An overall muted color palette is used to offset the curated content at the store. All the incidental, residual elements intended as a backdrop, are hence rendered black with a no-sheen, black paint (called Blackboard) that is typically used in public schools to refresh the chalkboards. Another classic technique used to execute the matte black finish is the use of kajal polish (the Indian Kohl Pencil) to exploit the void-ness of black. The timber lattice defines the volume, with Distressed Zinc, aluminum inserts, and Blue Accents. Originally envisaged as a series of the traditional Indian ‘duhrrie’, representative of the Indian weaves, the floor is a hand-tufted carpet in Ecru and Blue with nine different tones of grey and knots. Running through both the horizontal and vertical surfaces, this carpet transforms into a blue rung ladder on one wall intended for display and blue niches on the other. The ladder is also a suggestion of the hut prototype of the simple ladder used in traditional huts to move to the top. The Blue carpet terminates into a blue niche at the end of the store, slightly off-centered, emphasizing the axis running right through. A threadwork installation (sutra- a remnant of textile weaves) at the front of the store in shades of blue (neel) and orange also makes a reference to the branding, terminating in the form of a woven wall at the extreme end.

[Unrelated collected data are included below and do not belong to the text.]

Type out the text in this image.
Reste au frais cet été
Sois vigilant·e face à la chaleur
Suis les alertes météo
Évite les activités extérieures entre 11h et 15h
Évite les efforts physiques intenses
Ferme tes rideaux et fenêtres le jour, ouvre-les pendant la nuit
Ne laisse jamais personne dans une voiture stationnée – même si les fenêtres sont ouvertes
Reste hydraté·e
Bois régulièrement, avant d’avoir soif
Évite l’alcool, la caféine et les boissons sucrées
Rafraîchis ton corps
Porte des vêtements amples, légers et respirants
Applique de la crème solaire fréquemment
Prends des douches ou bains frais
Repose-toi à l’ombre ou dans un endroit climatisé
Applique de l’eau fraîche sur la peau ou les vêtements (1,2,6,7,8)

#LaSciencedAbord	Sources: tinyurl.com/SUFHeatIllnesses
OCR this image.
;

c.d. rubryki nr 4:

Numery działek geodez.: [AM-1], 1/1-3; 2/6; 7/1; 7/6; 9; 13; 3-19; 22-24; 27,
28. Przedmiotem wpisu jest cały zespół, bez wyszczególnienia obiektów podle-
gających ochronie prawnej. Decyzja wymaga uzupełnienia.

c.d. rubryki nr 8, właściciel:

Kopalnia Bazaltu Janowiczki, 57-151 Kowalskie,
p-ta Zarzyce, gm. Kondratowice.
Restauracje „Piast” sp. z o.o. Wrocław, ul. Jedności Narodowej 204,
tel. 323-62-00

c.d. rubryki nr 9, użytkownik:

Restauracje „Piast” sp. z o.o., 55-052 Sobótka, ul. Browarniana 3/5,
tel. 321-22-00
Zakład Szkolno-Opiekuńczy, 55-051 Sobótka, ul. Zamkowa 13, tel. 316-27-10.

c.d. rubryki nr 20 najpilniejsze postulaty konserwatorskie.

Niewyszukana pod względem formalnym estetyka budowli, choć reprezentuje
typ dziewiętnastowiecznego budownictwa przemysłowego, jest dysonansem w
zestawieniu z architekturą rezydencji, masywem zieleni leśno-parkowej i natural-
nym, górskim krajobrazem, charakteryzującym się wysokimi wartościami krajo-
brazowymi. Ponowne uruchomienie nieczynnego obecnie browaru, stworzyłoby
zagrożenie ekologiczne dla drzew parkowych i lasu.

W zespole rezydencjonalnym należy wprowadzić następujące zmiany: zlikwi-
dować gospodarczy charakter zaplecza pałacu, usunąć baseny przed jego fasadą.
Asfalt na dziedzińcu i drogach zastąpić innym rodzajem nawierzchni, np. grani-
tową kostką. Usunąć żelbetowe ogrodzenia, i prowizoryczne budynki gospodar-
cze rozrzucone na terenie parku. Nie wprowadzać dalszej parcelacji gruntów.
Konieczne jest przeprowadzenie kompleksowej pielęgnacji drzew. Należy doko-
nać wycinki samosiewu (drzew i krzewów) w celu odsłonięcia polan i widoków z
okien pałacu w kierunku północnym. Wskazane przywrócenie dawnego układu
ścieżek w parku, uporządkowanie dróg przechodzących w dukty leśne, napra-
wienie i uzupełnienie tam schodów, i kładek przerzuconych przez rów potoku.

Lighting is premeditated in a simplistic and flexible manner to accentuate the elements of the design process and the blackness of the residual elements. The primary intention is to light up the merchandise, whilst simultaneously exploiting light to enhance the volume of the store by rendering the floor and ceiling uniformly. The apparatus used allows for both functional lighting for the display and ambient light to render the roof materiality. Typically, retail stores have too many “light” punctures; At Neelsutra, the intent is to have a minimum intervention in a defined manner while creating a focus with color at the far end of the store. This also aids in the definition of the intersection of the church wall and the ceiling with an “imprint” of light from the top of the church wall. The high contrast of the display is minimized by generating ambient light with a row of deep, recessed fixtures that are finely concealed in the ridge of the roof. The self-contained track and up light allow for various levels of light to enhance the store, yet permit flexibility in display.
The experience of the hut section, the clarity of the plan together with the presence of an altar-like backdrop at the far end of the space render Neelsutra a unique, well-defined, progressive endeavor with a handcrafted approach in retail store design that is befitting to avant-garde India.